Challenging Generic Constraints
Shyista Aamir Khan
BREAD, CEMENT, CACTUS: A MEMOIR OF BELONGING AND DISLOCATION by Annie Zaidi Cambridge University Press, 2020, 159 pp., 412.00
January 2021, volume 45, No 1

The memoir is a winner of Nine Dots Prize that is given for ‘innovative thinking as a means of tackling pressing problems facing the modern world’. The entrants were supposed to respond to the question, ‘Is there still no place like home?’ in a 3000-word essay. The winner of the Nine Dots Prize is supported to develop their response into a full-length book, which is published by Cambridge University Press (CUP). Annie Zaidi claims in an interview that her work combines various genres, ‘… traversing between memoir and journalism,…’ and this open question allowed her to explore the theme with ‘far-ranging’ methods. Her methodology involves weaving an interesting narrative through a blend of critical thinking, archival knowledge, historical research, data analysis and deep immersion of the ‘self’. There is constant interplay of memory to reconstruct the experiential reality where she is able to locate the self and also able to subject the self to critical scrutiny.

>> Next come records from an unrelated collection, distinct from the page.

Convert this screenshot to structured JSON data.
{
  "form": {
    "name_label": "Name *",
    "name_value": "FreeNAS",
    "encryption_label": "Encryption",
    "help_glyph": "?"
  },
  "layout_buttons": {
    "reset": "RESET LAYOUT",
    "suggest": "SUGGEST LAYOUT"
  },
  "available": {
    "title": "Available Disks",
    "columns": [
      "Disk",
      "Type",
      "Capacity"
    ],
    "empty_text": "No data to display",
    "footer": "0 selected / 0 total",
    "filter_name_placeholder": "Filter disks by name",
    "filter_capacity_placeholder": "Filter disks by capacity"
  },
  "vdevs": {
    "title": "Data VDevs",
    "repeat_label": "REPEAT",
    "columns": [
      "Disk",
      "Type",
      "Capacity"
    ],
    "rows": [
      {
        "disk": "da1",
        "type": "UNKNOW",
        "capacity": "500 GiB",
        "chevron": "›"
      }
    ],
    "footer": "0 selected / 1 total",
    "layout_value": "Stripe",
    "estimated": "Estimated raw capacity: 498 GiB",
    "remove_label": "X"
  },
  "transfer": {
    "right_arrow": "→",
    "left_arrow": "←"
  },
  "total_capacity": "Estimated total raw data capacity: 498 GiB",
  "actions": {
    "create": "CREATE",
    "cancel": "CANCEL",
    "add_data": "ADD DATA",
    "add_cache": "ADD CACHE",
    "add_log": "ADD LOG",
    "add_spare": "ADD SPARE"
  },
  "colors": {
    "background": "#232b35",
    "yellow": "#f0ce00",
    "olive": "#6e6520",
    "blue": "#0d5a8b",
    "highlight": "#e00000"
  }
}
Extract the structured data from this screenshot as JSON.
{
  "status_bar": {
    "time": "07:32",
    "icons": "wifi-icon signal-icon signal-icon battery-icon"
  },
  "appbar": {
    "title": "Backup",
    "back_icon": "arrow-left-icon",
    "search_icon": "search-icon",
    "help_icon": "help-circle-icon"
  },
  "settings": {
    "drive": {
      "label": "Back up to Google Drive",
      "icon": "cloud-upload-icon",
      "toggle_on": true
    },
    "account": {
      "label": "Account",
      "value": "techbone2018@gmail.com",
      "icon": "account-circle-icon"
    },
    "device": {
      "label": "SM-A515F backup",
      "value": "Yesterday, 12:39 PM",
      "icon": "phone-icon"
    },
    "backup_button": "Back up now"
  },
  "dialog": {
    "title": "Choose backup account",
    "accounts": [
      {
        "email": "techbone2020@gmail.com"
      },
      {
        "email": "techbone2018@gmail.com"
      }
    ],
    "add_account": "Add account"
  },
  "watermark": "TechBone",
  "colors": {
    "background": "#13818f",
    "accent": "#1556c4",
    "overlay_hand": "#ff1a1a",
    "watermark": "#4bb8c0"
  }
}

Contrary to the suggestion in the title of the book about it being a ‘Memoir’, this piece of writing rather challenges preconceived notions about generic constraints. It is an autobiographical narrative about growing up, about accommodating oneself constantly in the ever-changing socio-political reality. It is also a powerful political commentary on the way India has changed in the last three decades slowly but surely towards a majoritarian nation and how this changed reality impinges itself upon the country’s urban, educated, elite, upper caste Muslims. The precision with which Zaidi has detailed the long process of ‘othering’ of the Muslims and their growing alienation within the country is remarkable.